PAÍS

 
1 de dezembro 2016 - às 19:01

ACTO CENTRAL DOS FESTEJOS NOVIDADE? QUASE POUCA OU NENHUMA…

No acto central dos festejos da independência, no Cuanza Norte, que  se pode perspectivar uma estratégia de exploração sustentável dos recursos florestais, de introdução de espécies exóticas de rápido crescimento e de reabilitação e instalação de perímetros comunitários, como os da Pamba e Kiangombe, e instalar um novo polígono da periferia de N’Dalatando.

 

Os  festejos dos 41 anos de independência podem ser resumidos em apenas uma frase: “desinteresse, alguma frustração popular escondida e  com muito poucas novidades em termos da narrativa discursiva governante”. Desta vez, e em função da crise económica e financeira, que está envolta num desespero claro,pouca gente se deu ao sacrifício de ouvir discursos, adornados com muita música e palavrado fácil, o do costume, sem brilho, enfim, arrisca-se mesmo a dizer que quem o leu, ou foi encarregado de fazer , já sabia que não terá sido bem aceite.

Sentiu-se isto em NDalatando, capital da província do Cuanza Norte, bem perto de Luanda, para aonde convergiu uma “delegação” liderada pelo vice-Presidente da República, que, simplesmente, cumpriu mais uma das suas obrigações de um homem de Estado. De resto… novidades nesta linha discursiva onde só se fala da crise económica e financeira que mais se sente no interior do país, ali onde o sol bate mais forte, mas não é para todos, nem sequer houve tempo para assistir televisão ou ouvir as rádios.Sem energia eléctrica é complicado…

Missão difícil a do vice-Presidente, deve-se sublinhar. E o que disse Manuel Vicente?: “O nosso país atravessa, de momento, uma grave crise, por causa da baixa do preço do petróleo no mercado internacional. Temos de encarar essa crise, não só como uma coisa má, mas também como uma oportunidade para fazermos melhor e desenvolvermos novos projectos”, disse, recordando que o território de Angola é rico em água e solos férteis, onde se podem produzir alimentos de toda a espécie.

O vice-Presidente lembrou ainda, no acto central dos festejos da independência, no Cuanza Norte, que  se pode perspectivar uma estratégia de exploração sustentável dos recursos florestais, de introdução de espécies exóticas de rápido crescimento e de reabilitação e instalação de perímetros comunitários, como os da Pamba e Kiangombe, e instalar um novo polígono da periferia de N’Dalatando.

Falando em energia eléctria e como esteve mesmo a escassos kilómetros da Barragem de Cambambe, salientou que está em curso o seu alteamento, facto que vai permitir resolver muitos dos actuais problemas de energia, ajudando o crescimento da indústria e de outras actividades de carácter económico e social da região.

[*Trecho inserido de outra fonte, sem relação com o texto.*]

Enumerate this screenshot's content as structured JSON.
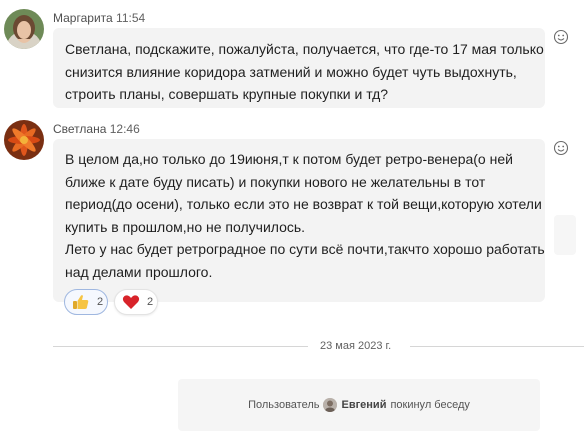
{
  "messages": [
    {
      "author": "Маргарита",
      "time": "11:54",
      "lines": [
        "Светлана, подскажите, пожалуйста, получается, что где-то 17 мая только",
        "снизится влияние коридора затмений и можно будет чуть выдохнуть,",
        "строить планы, совершать крупные покупки и тд?"
      ]
    },
    {
      "author": "Светлана",
      "time": "12:46",
      "lines": [
        "В целом да,но только до 19июня,т к потом будет ретро-венера(о ней",
        "ближе к дате буду писать) и покупки нового не желательны в тот",
        "период(до осени), только если это не возврат к той вещи,которую хотели",
        "купить в прошлом,но не получилось.",
        "Лето у нас будет ретроградное по сути всё почти,такчто хорошо работать",
        "над делами прошлого."
      ],
      "reactions": [
        {
          "icon": "thumbs-up-icon",
          "count": "2",
          "selected": true
        },
        {
          "icon": "heart-icon",
          "count": "2",
          "selected": false
        }
      ]
    }
  ],
  "date_divider": "23 мая 2023 г.",
  "system_message": {
    "prefix": "Пользователь",
    "user": "Евгений",
    "suffix": "покинул беседу"
  }
}
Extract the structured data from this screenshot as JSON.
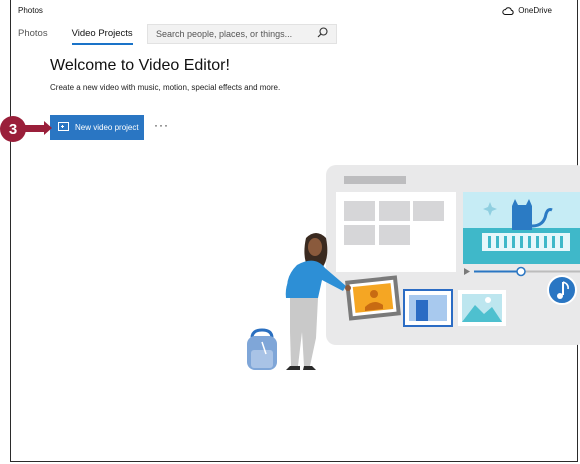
{
  "app": {
    "title": "Photos",
    "onedrive_label": "OneDrive"
  },
  "tabs": [
    {
      "label": "Photos",
      "active": false
    },
    {
      "label": "Video Projects",
      "active": true
    }
  ],
  "search": {
    "placeholder": "Search people, places, or things..."
  },
  "main": {
    "heading": "Welcome to Video Editor!",
    "subheading": "Create a new video with music, motion, special effects and more.",
    "new_project_label": "New video project",
    "more_label": "···"
  },
  "callout": {
    "number": "3"
  },
  "colors": {
    "accent": "#2a76c3",
    "callout": "#9a1f3a",
    "tab_underline": "#1a73c8"
  },
  "icons": {
    "search": "search-icon",
    "onedrive": "cloud-icon",
    "new_project": "video-add-icon",
    "music": "music-note-icon"
  }
}
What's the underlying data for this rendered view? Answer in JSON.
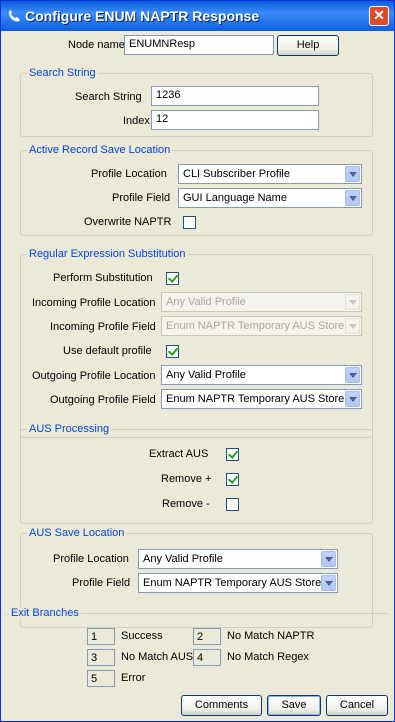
{
  "window": {
    "title": "Configure ENUM NAPTR Response",
    "close_glyph": "✕"
  },
  "node": {
    "label": "Node name",
    "value": "ENUMNResp",
    "help_label": "Help"
  },
  "search_string": {
    "title": "Search String",
    "search_label": "Search String",
    "search_value": "1236",
    "index_label": "Index",
    "index_value": "12"
  },
  "active_record": {
    "title": "Active Record Save Location",
    "profile_location_label": "Profile Location",
    "profile_location_value": "CLI Subscriber Profile",
    "profile_field_label": "Profile Field",
    "profile_field_value": "GUI Language Name",
    "overwrite_label": "Overwrite NAPTR",
    "overwrite_checked": false
  },
  "regex": {
    "title": "Regular Expression Substitution",
    "perform_label": "Perform Substitution",
    "perform_checked": true,
    "incoming_location_label": "Incoming Profile Location",
    "incoming_location_value": "Any Valid Profile",
    "incoming_field_label": "Incoming Profile Field",
    "incoming_field_value": "Enum NAPTR Temporary AUS Store",
    "use_default_label": "Use default profile",
    "use_default_checked": true,
    "outgoing_location_label": "Outgoing Profile Location",
    "outgoing_location_value": "Any Valid Profile",
    "outgoing_field_label": "Outgoing Profile Field",
    "outgoing_field_value": "Enum NAPTR Temporary AUS Store"
  },
  "aus_processing": {
    "title": "AUS Processing",
    "extract_label": "Extract AUS",
    "extract_checked": true,
    "remove_plus_label": "Remove +",
    "remove_plus_checked": true,
    "remove_minus_label": "Remove -",
    "remove_minus_checked": false
  },
  "aus_save": {
    "title": "AUS Save Location",
    "profile_location_label": "Profile Location",
    "profile_location_value": "Any Valid Profile",
    "profile_field_label": "Profile Field",
    "profile_field_value": "Enum NAPTR Temporary AUS Store"
  },
  "exit_branches": {
    "title": "Exit Branches",
    "items": [
      {
        "num": "1",
        "label": "Success"
      },
      {
        "num": "2",
        "label": "No Match NAPTR"
      },
      {
        "num": "3",
        "label": "No Match AUS"
      },
      {
        "num": "4",
        "label": "No Match Regex"
      },
      {
        "num": "5",
        "label": "Error"
      }
    ]
  },
  "footer": {
    "comments_label": "Comments",
    "save_label": "Save",
    "cancel_label": "Cancel"
  },
  "colors": {
    "title_bar": "#0a5bd8",
    "group_title": "#0046d5",
    "check": "#21a121",
    "close": "#e04a2a"
  },
  "icons": {
    "title": "phone-icon",
    "close": "close-icon",
    "dropdown": "chevron-down-icon",
    "check": "check-icon"
  }
}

Falou sobre a importância do eco-turismo, que a província tem animais selvagens, paisagens, florestas muito ricas e belas, que podem atrair muitos visitantes, desde que para tal se criem as infra-estruturas de apoio. E disse também que há que saber conservar e valorizar as marcas físicas do passado colonial, como as fortalezas, as igrejas e outros edifícios, para que tanto os nacionais, como os estrangeiros, possam aprofundar o conhecimento da história de Angola.

E lançou um desafio terreno no seu discurso: “Angola perspectiva inscrever a candidatura do Corredor do Cuanza a Património da Humanidade, no âmbito da UNESCO, daí a necessidade urgente de se melhorarem as vias de acesso da província para permitir o relançamento da agricultura e actividade turística”.

 Temas importantíssimos para uma abordagem mais incisiva, provavelmente seriam sobre a justiça, o seu papel decisivo na defesa dos direitos humanos; julgar e condenar todos aqueles que ultrapassam, acobertados pela dita impunidade, o ilimitado e permanente roubo organizado via corrupção, lavagem de dinheiro, enfim, do crime organizado.